Une veille épidémiologique basée sur les eaux usées permettrait, par exemple, d’observer une augmentation des concentrations du virus en lien avec un nouveau pic de l’épidémie ou d’observer l’introduction du virus dans une nouvelle zone géographique.

Quelles suites vont être données à cette étude ? La SPGE et e-biom vont-t-ils poursuivre leur collaboration ?

Depuis le début de l’épidémie, notre volonté a été de contribuer activement à cette crise : nous nous sommes mobilisés pour offrir notre soutien dans le cadre du diagnostic humain, nous avons réalisé les analyses sur les eaux usées… Nous continuons sur cette voie avec notamment une mission visant à analyser les eaux de baignades et nous venons d’apprendre que la SPGE nous confiait une nouvelle mission portant sur le suivi épidémiologique jusque fin 2020. Des discussions sont également en cours avec nos partenaires scientifiques de l’Université de Namur, dont notamment Benoît Muylkens et Catherine Linard, mais aussi avec le Luxembourg Institute of Science and Technology (LIST), afin de participer à des consortiums de recherche.

Plus globalement, la présence du coronavirus a-t-elle un impact direct ou indirect sur la préservation de la biodiversité ?

Je crois que la crise actuelle est une réelle opportunité. La crise Covid-19 est intimement liée à la crise de la biodiversité, à la crise climatique, à la précarité… Déforestation, agriculture intensive, braconnage… Notre gestion de l’environnement nous met en contact avec des espèces inconnues, dont certaines sont des virus qui peuvent entrainer des crises sanitaires.

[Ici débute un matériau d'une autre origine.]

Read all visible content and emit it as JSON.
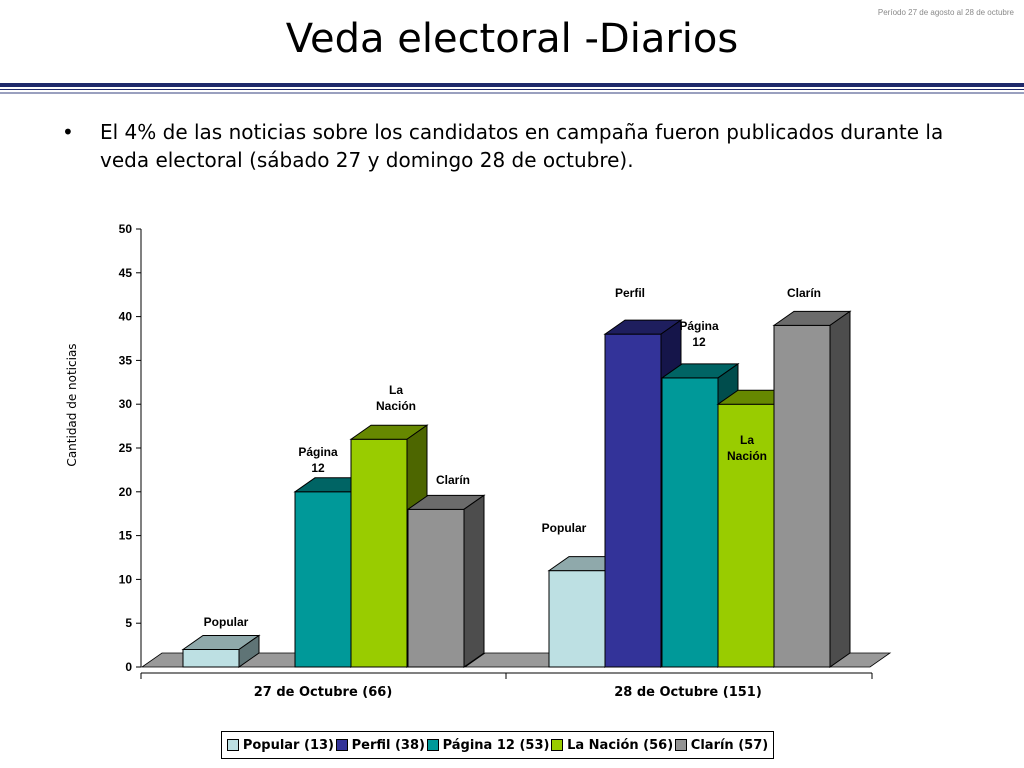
{
  "header": {
    "period_note": "Período 27 de agosto al 28 de octubre",
    "title": "Veda electoral -Diarios"
  },
  "bullets": [
    {
      "symbol": "•",
      "text": "El 4% de las noticias sobre los candidatos en campaña fueron publicados durante la veda electoral (sábado 27 y domingo 28 de octubre)."
    }
  ],
  "chart_data": {
    "type": "bar",
    "title": "",
    "xlabel": "",
    "ylabel": "Cantidad de noticias",
    "ylim": [
      0,
      50
    ],
    "yticks": [
      0,
      5,
      10,
      15,
      20,
      25,
      30,
      35,
      40,
      45,
      50
    ],
    "categories": [
      "27 de Octubre (66)",
      "28 de Octubre (151)"
    ],
    "series": [
      {
        "name": "Popular (13)",
        "bar_label": "Popular",
        "values": [
          2,
          11
        ],
        "color": "#bde0e3",
        "top": "#8fa9ab",
        "side": "#5f7476"
      },
      {
        "name": "Perfil (38)",
        "bar_label": "Perfil",
        "values": [
          0,
          38
        ],
        "color": "#333399",
        "top": "#1e1e5e",
        "side": "#15154a"
      },
      {
        "name": "Página 12 (53)",
        "bar_label": "Página 12",
        "values": [
          20,
          33
        ],
        "color": "#009999",
        "top": "#006464",
        "side": "#004d4d"
      },
      {
        "name": "La Nación (56)",
        "bar_label": "La Nación",
        "values": [
          26,
          30
        ],
        "color": "#99cc00",
        "top": "#668800",
        "side": "#4d6600"
      },
      {
        "name": "Clarín (57)",
        "bar_label": "Clarín",
        "values": [
          18,
          39
        ],
        "color": "#939393",
        "top": "#6b6b6b",
        "side": "#4d4d4d"
      }
    ],
    "grid": false,
    "legend_position": "bottom"
  }
}
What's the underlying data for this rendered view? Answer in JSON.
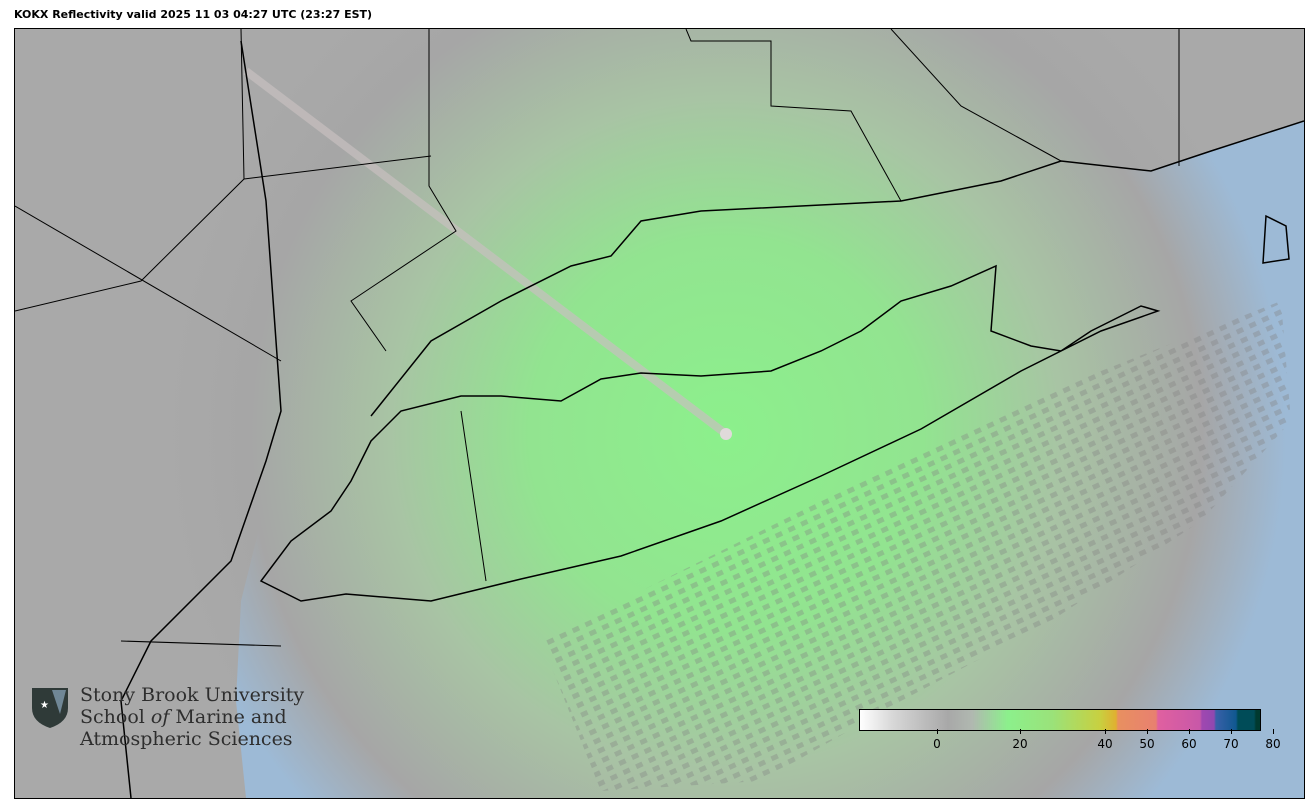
{
  "title": "KOKX Reflectivity valid 2025 11 03 04:27 UTC (23:27 EST)",
  "map": {
    "radar_site": "KOKX",
    "colors": {
      "ocean": "#9dbad6",
      "land_no_echo": "#a9a9a9",
      "clear_air_echo": "#8cf08c",
      "coastline": "#000000"
    }
  },
  "colorbar": {
    "ticks": [
      "0",
      "20",
      "40",
      "50",
      "60",
      "70",
      "80"
    ],
    "range_dbz": [
      -30,
      80
    ]
  },
  "logo": {
    "line1": "Stony Brook University",
    "line2_a": "School ",
    "line2_b": "of",
    "line2_c": " Marine and",
    "line3": "Atmospheric Sciences"
  }
}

RivièreDe façon générale, la population prend conscience que nos modes de vie ont un impact direct sur l’environnement, la biodiversité, le climat… La crise a permis de mettre en avant les circuits courts, les producteurs locaux, de repenser nos modes de travail (à domicile, horaires décalés…), de limiter nos déplacements au strict minimum et de nous reconnecter à la nature et à l’essentiel.

Je suis donc optimiste, j’espère que cette prise de conscience perdurera et nous permettra d’appréhender au mieux cette crise globale.